Wall Street strongly protested the Fletcher-Rayburn bill, which sought to impose standard margin requirements on traders claiming that it would hurt veteran investors and hamper the activities of securities dealers.

And the American Bankers Association feared that the Glass-Steagall Act, which separated investment banking's highly leverage risk-taking from commercial banking, would hurt their profits -- 36 percent of which came from investment banking activities.

Four years after the Securities Act passed in 1933, the rhetoric on Wall Street had toned down. Some of the act's most vehement critics in investment banking told the New York Times that they supported the SEC and its rules.

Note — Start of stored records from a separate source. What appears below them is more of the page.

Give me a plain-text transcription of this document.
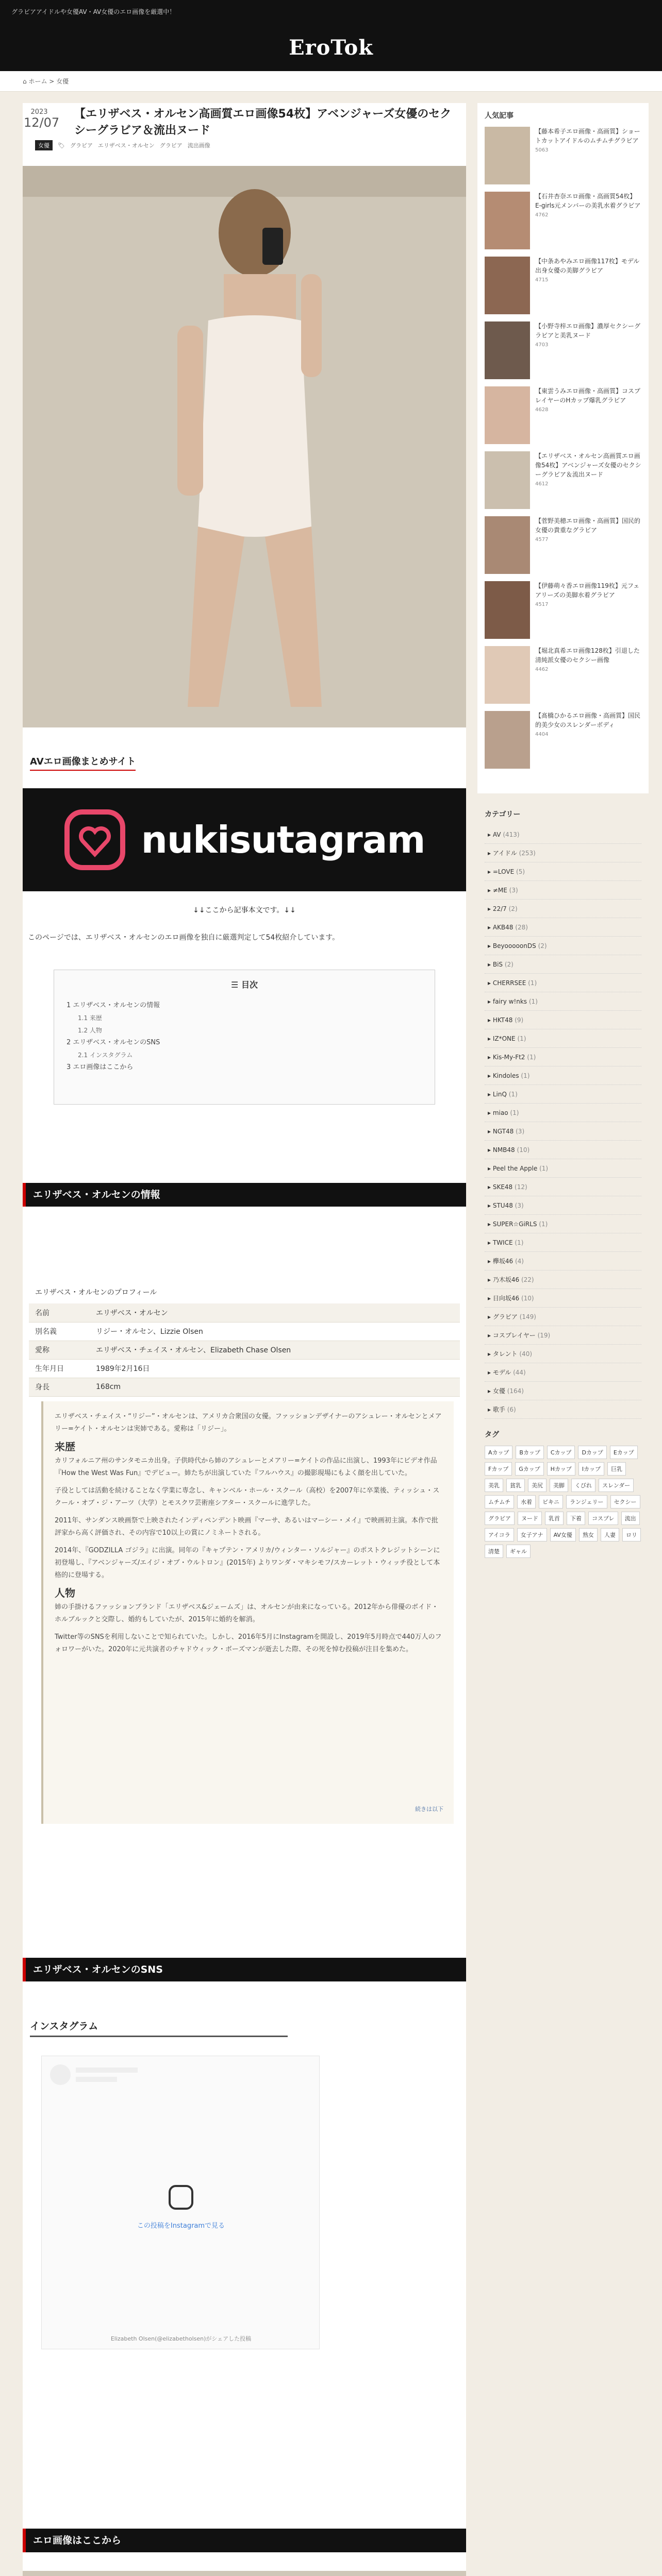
グラビアアイドルや女優AV・AV女優のエロ画像を厳選中！
EroTok
⌂ ホーム > 女優
2023
12/07
【エリザベス・オルセン高画質エロ画像54枚】アベンジャーズ女優のセクシーグラビア＆流出ヌード
女優	🏷 グラビア エリザベス・オルセン グラビア 流出画像
AVエロ画像まとめサイト
nukisutagram
↓↓ここから記事本文です。↓↓
このページでは、エリザベス・オルセンのエロ画像を独自に厳選判定して54枚紹介しています。
☰ 目次
1 エリザベス・オルセンの情報
1.1 来歴
1.2 人物
2 エリザベス・オルセンのSNS
2.1 インスタグラム
3 エロ画像はここから
エリザベス・オルセンの情報
エリザベス・オルセンのプロフィール
名前	エリザベス・オルセン
別名義	リジー・オルセン、Lizzie Olsen
愛称	エリザベス・チェイス・オルセン、Elizabeth Chase Olsen
生年月日	1989年2月16日
身長	168cm

エリザベス・チェイス・“リジー”・オルセンは、アメリカ合衆国の女優。ファッションデザイナーのアシュレー・オルセンとメアリー=ケイト・オルセンは実姉である。愛称は「リジー」。

来歴

カリフォルニア州のサンタモニカ出身。子供時代から姉のアシュレーとメアリー=ケイトの作品に出演し、1993年にビデオ作品『How the West Was Fun』でデビュー。姉たちが出演していた『フルハウス』の撮影現場にもよく顔を出していた。

子役としては活動を続けることなく学業に専念し、キャンベル・ホール・スクール（高校）を2007年に卒業後、ティッシュ・スクール・オブ・ジ・アーツ（大学）とモスクワ芸術座シアター・スクールに進学した。

2011年、サンダンス映画祭で上映されたインディペンデント映画『マーサ、あるいはマーシー・メイ』で映画初主演。本作で批評家から高く評価され、その内容で10以上の賞にノミネートされる。

2014年、『GODZILLA ゴジラ』に出演。同年の『キャプテン・アメリカ/ウィンター・ソルジャー』のポストクレジットシーンに初登場し、『アベンジャーズ/エイジ・オブ・ウルトロン』(2015年) よりワンダ・マキシモフ/スカーレット・ウィッチ役として本格的に登場する。

人物

姉の手掛けるファッションブランド「エリザベス&ジェームズ」は、オルセンが由来になっている。2012年から俳優のボイド・ホルブルックと交際し、婚約もしていたが、2015年に婚約を解消。

Twitter等のSNSを利用しないことで知られていた。しかし、2016年5月にInstagramを開設し、2019年5月時点で440万人のフォロワーがいた。2020年に元共演者のチャドウィック・ボーズマンが逝去した際、その死を悼む投稿が注目を集めた。

続きは以下
エリザベス・オルセンのSNS
インスタグラム
この投稿をInstagramで見る
Elizabeth Olsen(@elizabetholsen)がシェアした投稿
エロ画像はここから
人気記事
【藤本希子エロ画像・高画質】ショートカットアイドルのムチムチグラビア
5063
【石井杏奈エロ画像・高画質54枚】E-girls元メンバーの美乳水着グラビア
4762
【中条あやみエロ画像117枚】モデル出身女優の美脚グラビア
4715
【小野寺梓エロ画像】濃厚セクシーグラビアと美乳ヌード
4703
【東雲うみエロ画像・高画質】コスプレイヤーのHカップ爆乳グラビア
4628
【エリザベス・オルセン高画質エロ画像54枚】アベンジャーズ女優のセクシーグラビア＆流出ヌード
4612
【菅野美穂エロ画像・高画質】国民的女優の貴重なグラビア
4577
【伊藤萌々香エロ画像119枚】元フェアリーズの美脚水着グラビア
4517
【堀北真希エロ画像128枚】引退した清純派女優のセクシー画像
4462
【髙橋ひかるエロ画像・高画質】国民的美少女のスレンダーボディ
4404
カテゴリー
▸ AV (413)
▸ アイドル (253)
▸ =LOVE (5)
▸ ≠ME (3)
▸ 22/7 (2)
▸ AKB48 (28)
▸ BeyooooonDS (2)
▸ BiS (2)
▸ CHERRSEE (1)
▸ fairy w!nks (1)
▸ HKT48 (9)
▸ IZ*ONE (1)
▸ Kis-My-Ft2 (1)
▸ Kindoles (1)
▸ LinQ (1)
▸ miao (1)
▸ NGT48 (3)
▸ NMB48 (10)
▸ Peel the Apple (1)
▸ SKE48 (12)
▸ STU48 (3)
▸ SUPER☆GiRLS (1)
▸ TWICE (1)
▸ 欅坂46 (4)
▸ 乃木坂46 (22)
▸ 日向坂46 (10)
▸ グラビア (149)
▸ コスプレイヤー (19)
▸ タレント (40)
▸ モデル (44)
▸ 女優 (164)
▸ 歌手 (6)
タグ
Aカップ	Bカップ	Cカップ	Dカップ	Eカップ
Fカップ	Gカップ	Hカップ	Iカップ	巨乳
美乳	貧乳	美尻	美脚	くびれ	スレンダー
ムチムチ	水着	ビキニ	ランジェリー	セクシー
グラビア	ヌード	乳首	下着	コスプレ	流出
アイコラ	女子アナ	AV女優	熟女	人妻	ロリ
清楚	ギャル
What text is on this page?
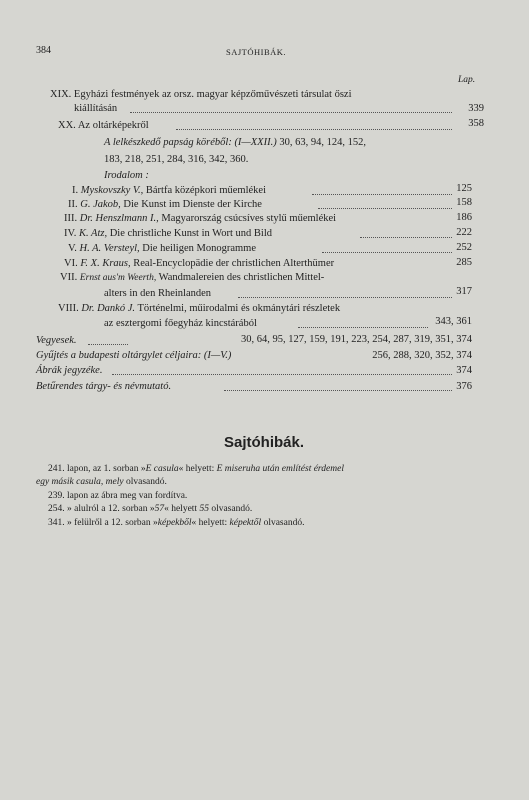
384	SAJTÓHIBÁK.
Lap.
XIX. Egyházi festmények az orsz. magyar képzőművészeti társulat őszi
kiállításán	339
XX. Az oltárképekről	358
A lelkészkedő papság köréből: (I—XXII.) 30, 63, 94, 124, 152,
183, 218, 251, 284, 316, 342, 360.
Irodalom :
I. Myskovszky V., Bártfa középkori műemlékei	125
II. G. Jakob, Die Kunst im Dienste der Kirche	158
III. Dr. Henszlmann I., Magyarország csúcsíves stylű műemlékei	186
IV. K. Atz, Die christliche Kunst in Wort und Bild	222
V. H. A. Versteyl, Die heiligen Monogramme	252
VI. F. X. Kraus, Real-Encyclopädie der christlichen Alterthümer	285
VII. Ernst aus'm Weerth, Wandmalereien des christlichen Mittel-
alters in den Rheinlanden	317
VIII. Dr. Dankó J. Történelmi, műirodalmi és okmánytári részletek
az esztergomi főegyház kincstárából	343, 361
Vegyesek.	30, 64, 95, 127, 159, 191, 223, 254, 287, 319, 351, 374
Gyűjtés a budapesti oltárgylet céljaira: (I—V.)	256, 288, 320, 352, 374
Ábrák jegyzéke.	374
Betűrendes tárgy- és névmutató.	376
Sajtóhibák.
241. lapon, az 1. sorban »E casula« helyett: E miseruha után említést érdemel
egy másik casula, mely olvasandó.
239. lapon az ábra meg van fordítva.
254. » alulról a 12. sorban »57« helyett 55 olvasandó.
341. » felülről a 12. sorban »képekből« helyett: képektől olvasandó.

But they had now become critical of the commission's staff and its "crusading spirit."

Decades later, many of those fears have largely been relegated to the dustbin of history. Though the impact of New Deal programs on the recovery from the Great Depression are still debated, the benefits of financial industry oversight are largely accepted.

THE BENEFITS OF REGULATION

Investor protection and market integrity are generally seen as enhancing efficient competitive markets and stimulating lending. Though the concept of deposit insurance was once equated with socialism by bank-friendly lawmakers, the FDIC reduced bank collapses and helped restore confidence in the financial and banking industry, say economic historians.

"This fear that new regulation would hurt the industry and wouldn't make capital available to the small investor was overblown," says Anne Khademian, program director at the Center for Public Administration and Policy at Virginia Tech. "Today, you'd be really hard-pressed to see someone who would say that the creation of the SEC was a bad thing."

Though Glass-Steagall was feared by banks, it actually helped create the modern investment banking industry, says Geisst. "These firms didn't go out of business. It helped stabilize the industry, and I don't think we would have survived all these years without Glass-Steagall. I wish someone would dust it off, and bring it back."

In the 1950s, proposals to raise the insurance coverage for bank depositors up to $10,000 were at first opposed by some large bankers. But when the increase passed Congress, it benefited the larger banks due to a reduction in their effective assessment rate, and the outcry disappeared.

Later bouts of hysteria accompanied the stricter regulation of mutual funds in the 1960s. "There was a lot of resistance from the industry at first, but after a few years the mutual funds were on board, saying that the SEC needs more money to do its job," says Khademian.

When the Johnson administration proposed the Truth in Lending Act in 1968, which required increased disclosures by lenders about borrowing costs, it was also opposed by Wall Street. "The only thing it cost the finance industry was some very creative people who wrote prose for their statements," says Geisst. "That was not significant. They didn't lose customers -- except perhaps for a few undiscriminating customers."

When the SEC moved to get rid of fixed commissions in 1975 -- at the time, Wall Street firms charged the same fee to execute trades -- the industry screamed in protest. After the rule was adopted, some firms lost profits. "But the new discounters that formed brought in millions of new investors -- who eagerly snapped up the mutual funds and stock offerings of the big Wall Street firms," noted Slate's Daniel Gross in 2010.

Despite the hyperbole, most regulation has aided the profitability of the financial sector in the long run, argues Edwin J. Perkins, emeritus professor in history at the University of Southern California. "It certainly added more stability and therefore a reasonable level of profitability from 1933 to 1980. Deregulation of [savings and loan associations] was the first false step. The weakening and final repeal of Glass-Steagall was the second false step because it eventually allowed the more powerful investment banking houses to seize vast assets of commercial banks for speculative activity that was largely unregulated."